Le rôle protecteur attribué aux équipements de protection individuelle (EPI) dans l'autorisation de mise sur le marché (AMM) des pesticides doit être remis en question. C'est la conclusion à laquelle les auteurs d'une revue critique de la littérature scientifique parviennent dans un article (1) à paraître dans le numéro de mars 2020 de la revue Safety Science.
Cette étude a porté sur les combinaisons utilisées pour se protéger des produits phytopharmaceutiques dans les pays de l'OCDE. Ses résultats montrent que l'octroi des autorisations des produits repose en grande partie sur la recommandation d'utilisation d'un EPI et sur la garantie que l'on accorde à cet équipement pour limiter l'exposition des travailleurs. Et ce, alors que les EPI ne devraient être utilisés qu'en dernier recours après la mise en place d'autres mesures prioritaires : réduction de l'utilisation des pesticides, substitution des produits les plus dangereux, mesures de protection collective des travailleurs. Certains produits dangereux seraient interdits sans cette hypothèse de protection liée à l'EPI, indiquent les auteurs. Or, cette protection semble assez illusoire à en croire les conclusions de cette analyse.

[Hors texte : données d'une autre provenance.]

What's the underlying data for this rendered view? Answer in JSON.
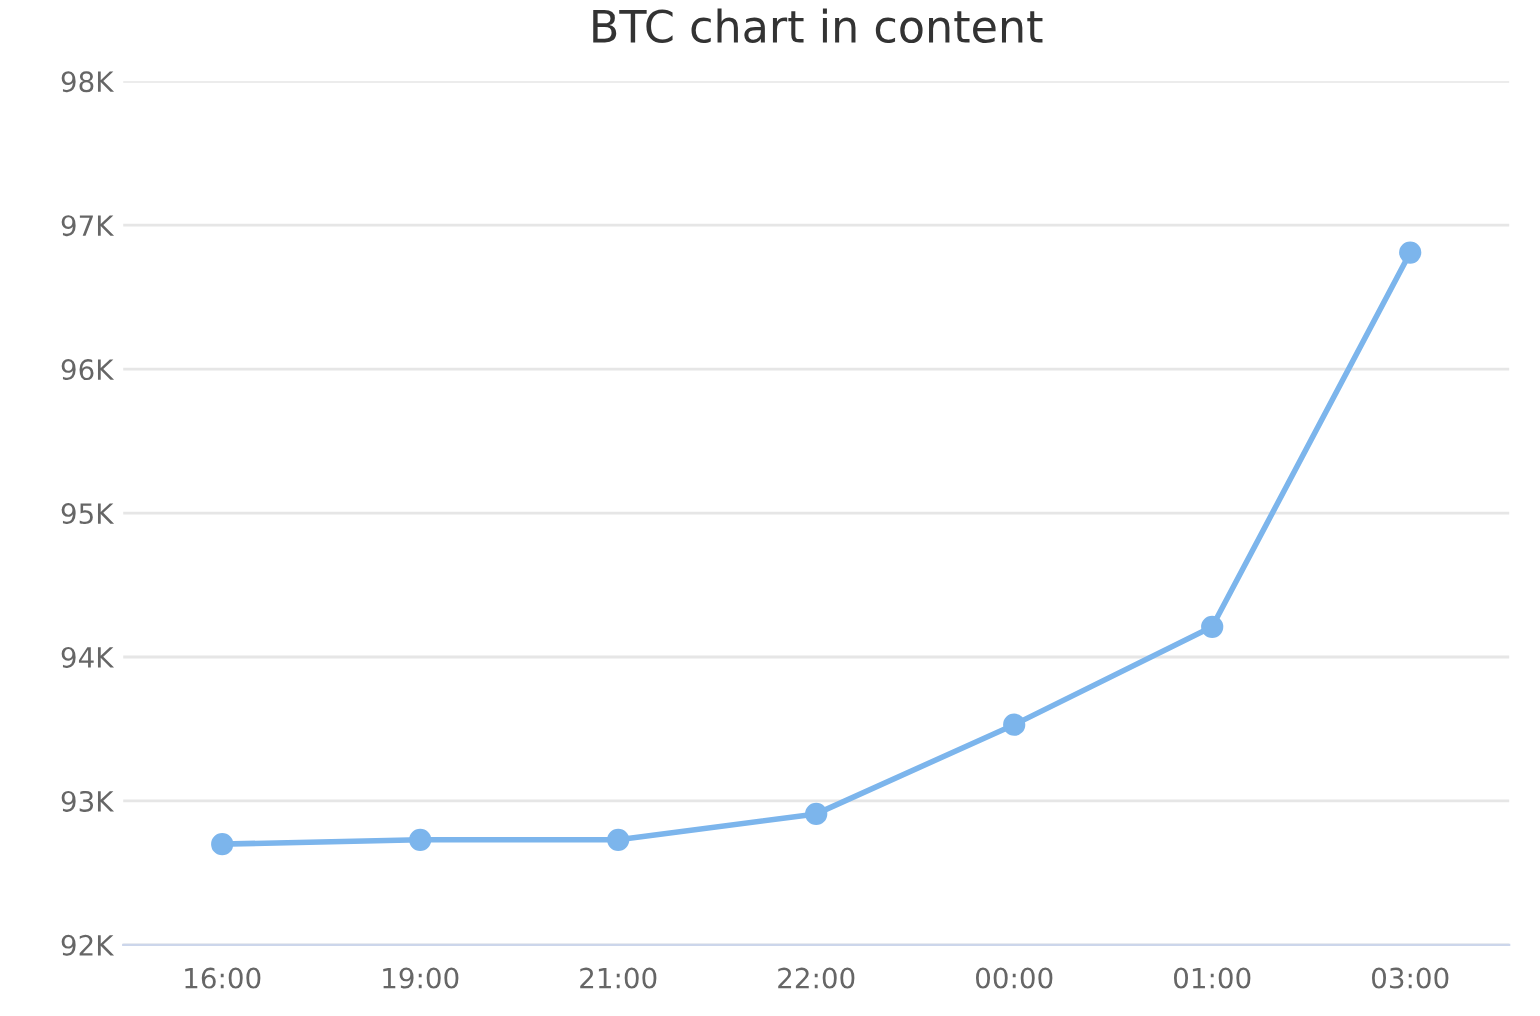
{
  "chart_data": {
    "type": "line",
    "title": "BTC chart in content",
    "categories": [
      "16:00",
      "19:00",
      "21:00",
      "22:00",
      "00:00",
      "01:00",
      "03:00"
    ],
    "series": [
      {
        "color": "#7cb5ec",
        "values": [
          92700,
          92730,
          92730,
          92910,
          93530,
          94210,
          96810
        ]
      }
    ],
    "ylim": [
      92000,
      98000
    ],
    "yticks": [
      {
        "value": 92000,
        "label": "92K"
      },
      {
        "value": 93000,
        "label": "93K"
      },
      {
        "value": 94000,
        "label": "94K"
      },
      {
        "value": 95000,
        "label": "95K"
      },
      {
        "value": 96000,
        "label": "96K"
      },
      {
        "value": 97000,
        "label": "97K"
      },
      {
        "value": 98000,
        "label": "98K"
      }
    ],
    "grid": "y",
    "marker": "circle",
    "line_style": "solid"
  }
}
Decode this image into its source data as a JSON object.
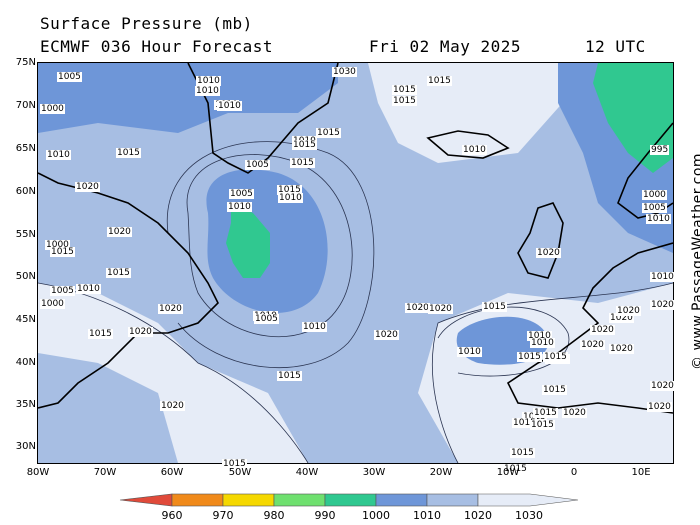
{
  "header": {
    "title": "Surface Pressure (mb)",
    "model": "ECMWF 036 Hour Forecast",
    "date": "Fri 02 May 2025",
    "time": "12 UTC"
  },
  "credit": "© www.PassageWeather.com",
  "lat_labels": [
    "75N",
    "70N",
    "65N",
    "60N",
    "55N",
    "50N",
    "45N",
    "40N",
    "35N",
    "30N"
  ],
  "lon_labels": [
    "80W",
    "70W",
    "60W",
    "50W",
    "40W",
    "30W",
    "20W",
    "10W",
    "0",
    "10E"
  ],
  "colorbar": {
    "ticks": [
      "960",
      "970",
      "980",
      "990",
      "1000",
      "1010",
      "1020",
      "1030"
    ],
    "colors": [
      "#e04a3a",
      "#f08a1a",
      "#f5d800",
      "#6fe06f",
      "#30c890",
      "#6e96d8",
      "#a7bee3",
      "#e6ecf7"
    ]
  },
  "colors": {
    "band_990_1000": "#30c890",
    "band_1000_1010": "#6e96d8",
    "band_1010_1020": "#a7bee3",
    "band_1020_1030": "#e6ecf7"
  },
  "contour_labels": [
    "1005",
    "1010",
    "1010",
    "1010",
    "1030",
    "1015",
    "1015",
    "1015",
    "1000",
    "1010",
    "1015",
    "1010",
    "1005",
    "1015",
    "1015",
    "1015",
    "1010",
    "1020",
    "1010",
    "1005",
    "1010",
    "1010",
    "1015",
    "1020",
    "1000",
    "1005",
    "1020",
    "1015",
    "1015",
    "1015",
    "1010",
    "1000",
    "1010",
    "1020",
    "1005",
    "1020",
    "1020",
    "1010",
    "1015",
    "1020",
    "1010",
    "1010",
    "1015",
    "1020",
    "1015",
    "1020",
    "1020",
    "1015",
    "1020",
    "1020",
    "1015",
    "995",
    "1000",
    "1005",
    "1010",
    "1015",
    "1015",
    "1015",
    "1020",
    "1020",
    "1020",
    "1020",
    "1020",
    "1015",
    "1015",
    "1015",
    "1015",
    "1010",
    "1010",
    "1020",
    "1015"
  ]
}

Écart entre le modèle théorique et la réalité
Les auteurs constatent un décalage entre le modèle théorique idéal et la réalité de la protection sur le terrain. En premier lieu, les EPI préconisés ne sont pas toujours utilisés, pour des raisons diverses liées à des caractéristiques personnelles (degré d'aversion au risque, éducation, formation, subordination à l'employeur, etc.) ou aux caractéristiques de l'équipement lui-même (inconfort thermique et mécanique, image négative sur le voisinage, coût). À cet égard, « la prévention des risques dépendante des EPI est confrontée à un dilemme, relève la publication, plus un EPI protège des pesticides, plus il est susceptible d'être inconfortable, voire impossible à porter. De plus, plus son efficacité est élevée, plus elle risque d'être coûteuse ».
Par ailleurs, la protection des EPI, même utilisés dans le respect des préconisations, ne garantit pas toujours une bonne protection. En premier lieu, l'évaluation de leur efficacité ne prend pas en compte les nanotechnologies et les effets à faible dose. Ensuite, les études en laboratoire de la qualité des matériaux composant l'EPI se révèlent complexes. « Les tests en laboratoire peuvent fournir des informations sur la pénétration et la perméation des pesticides à travers le tissu, mais seuls les tests sur le terrain dans des conditions d'exposition réalistes peuvent déterminer l'efficacité globale de la conception et sa capacité à réduire la pénétration », révèlent les études analysées. Les matériaux utilisés peuvent se révéler moins protecteurs qu'attendu. « D'autres éléments, tels que la conception, peuvent avoir des conséquences sur les niveaux d'exposition qui ne sont pas testables en laboratoires », soulignent les auteurs de l'article.
Les études disponibles identifient plusieurs facteurs susceptibles d'altérer la protection : mode de nettoyage de l'EPI, frottements pouvant entraîner un transfert de pesticides à l'intérieur de la combinaison, variété des formulations (poudre, granulés, liquide) et des modes d'utilisation (pulvérisation, fumigation, mélange, nettoyage, etc.), résistance des combinaisons à la perméation, etc. Certaines études démontrent même que « la contamination peut être plus élevée pour les travailleurs portant des EPI que pour ceux qui ne les portent pas », du fait de l'absorption des produits par les équipements.
Dans le même temps, les auteurs expriment leur doute sur la possibilité de réaliser des tests de terrain dans les conditions réelles d'utilisation. « Étant donné le nombre de formulations disponibles dans le commerce, le fait que l'exposition peut combiner plusieurs produits, la variété des conditions de travail et la faible standardisation des pratiques agricoles, on peut s'interroger sur la faisabilité d'une telle entreprise pour tous les scénarios d'utilisation des EPI dans tous les types d'agriculture », indiquent-ils.
Des dangers pas seulement attribués à la négligence
Les auteurs de cette nouvelle analyse suggèrent d'intégrer dans les scénarios d'exposition les difficultés rencontrées lors de l'utilisation réelle des produits afin que la protection des EPI ne soit pas surestimée lors du processus d'AMM ou lors d'interventions visant à réduire les expositions professionnelles aux pesticides. Cela passe par la production de nouvelles données sur la perméation des matériaux et la mise en œuvre de principes d'observation et d'échantillonnage pour la collecte de données de terrain suite à l'octroi de l'AMM. « Les progrès de la toxicologie (sur les effets des faibles doses) et les développements des technologies chimiques (avec l'émergence des nanomatériaux) appellent à un réexamen radical du rôle que les EPI peuvent jouer dans la prévention des risques chimiques », ajoutent les auteurs.